Though the majority didn’t have much experience with trans patients, “the providers caring for Marius believed what he had to say,” explained the author of Mason’s external report, Ronica Mukerjee, a family nurse practitioner working on a doctorate at Yale on ethical care of trans patients. But at one point, she said, the providers put an incorrect mental health diagnosis on his chart—a common occurrence for trans people seeking clinical care. Mason’s attorney said her client had found the misdiagnosis “hurtful.”

But even the correct diagnosis raises some uncomfortable issues.

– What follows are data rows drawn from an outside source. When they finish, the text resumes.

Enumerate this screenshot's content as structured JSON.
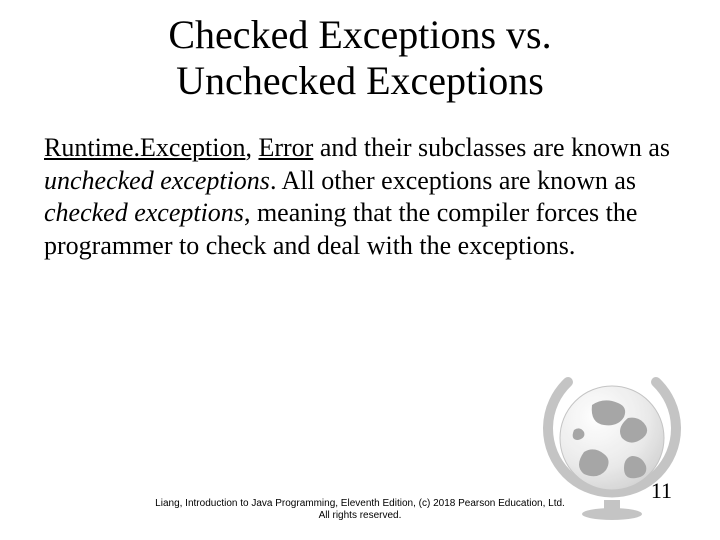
{
  "title": {
    "line1": "Checked Exceptions vs.",
    "line2": "Unchecked Exceptions"
  },
  "body": {
    "part1": "Runtime.Exception",
    "sep1": ", ",
    "part2": "Error",
    "part3": " and their subclasses are known as ",
    "part4": "unchecked exceptions",
    "part5": ". All other exceptions are known as ",
    "part6": "checked exceptions",
    "part7": ", meaning that the compiler forces the programmer to check and deal with the exceptions."
  },
  "footer": {
    "line1": "Liang, Introduction to Java Programming, Eleventh Edition, (c) 2018 Pearson Education, Ltd.",
    "line2": "All rights reserved."
  },
  "page_number": "11"
}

In order to get the right treatment, trans people need to be deemed sufferers of an official condition—gender dysphoria—as defined in the Diagnostic and Statistical Manual of Mental Disorders. Treatments are provided on the condition of a medical necessity, which presumes an inherent sickness attending trans identity. As legal theorist Silpa Maruri notes, “while it allows access to hormone therapy, it does so by describing transgender individuals as somehow sick or infirm” without leveraging a challenge to the world of strict gender binaries in which dysphoria is produced. But for prisoners suffering in their assigned gender and held in America’s behemoth prison system, having the material need for gender affirming treatments recognized can be a matter of life and death. Suicides and attempted suicides are especially common within the incarcerated trans population, discriminated and marginalized as it is.

For Mason, his supporters, and his legal advocates, the next challenge is having his new name be officially recognized along his chosen male pronouns. It’s a central aspect of gender affirmation, and a reminder that gender is not just biological and easily changed medically. As Mukerjee, who has worked in trans care for nine years, said, “The logic is the same [as with hormone therapy]. It is unethical for patients’ basic human rights to be ignored when they are in carceral custody. This attention to human rights includes respecting the identity of the patient.”

Unfortunately, a medically necessary name change will be harder to achieve than hormone treatment. The states of Texas and Michigan, where Mason could be said legally to reside, forbid name changes for incarcerated people, based on laws designed to prevent convict identity fraud. The old law remains on the books even in this age of totalized surveillance, when the risks of slipping under the state’s radar via an official name change are slim to none. Mason, who has chosen to keep his last name and the same initials, and who will be findable by an inmate number for many years to come, is clearly not attempting identity fraud. Quite the opposite: He is seeking to have his identity affirmed, and a time at which he will no longer receive letters addressed to a dead name.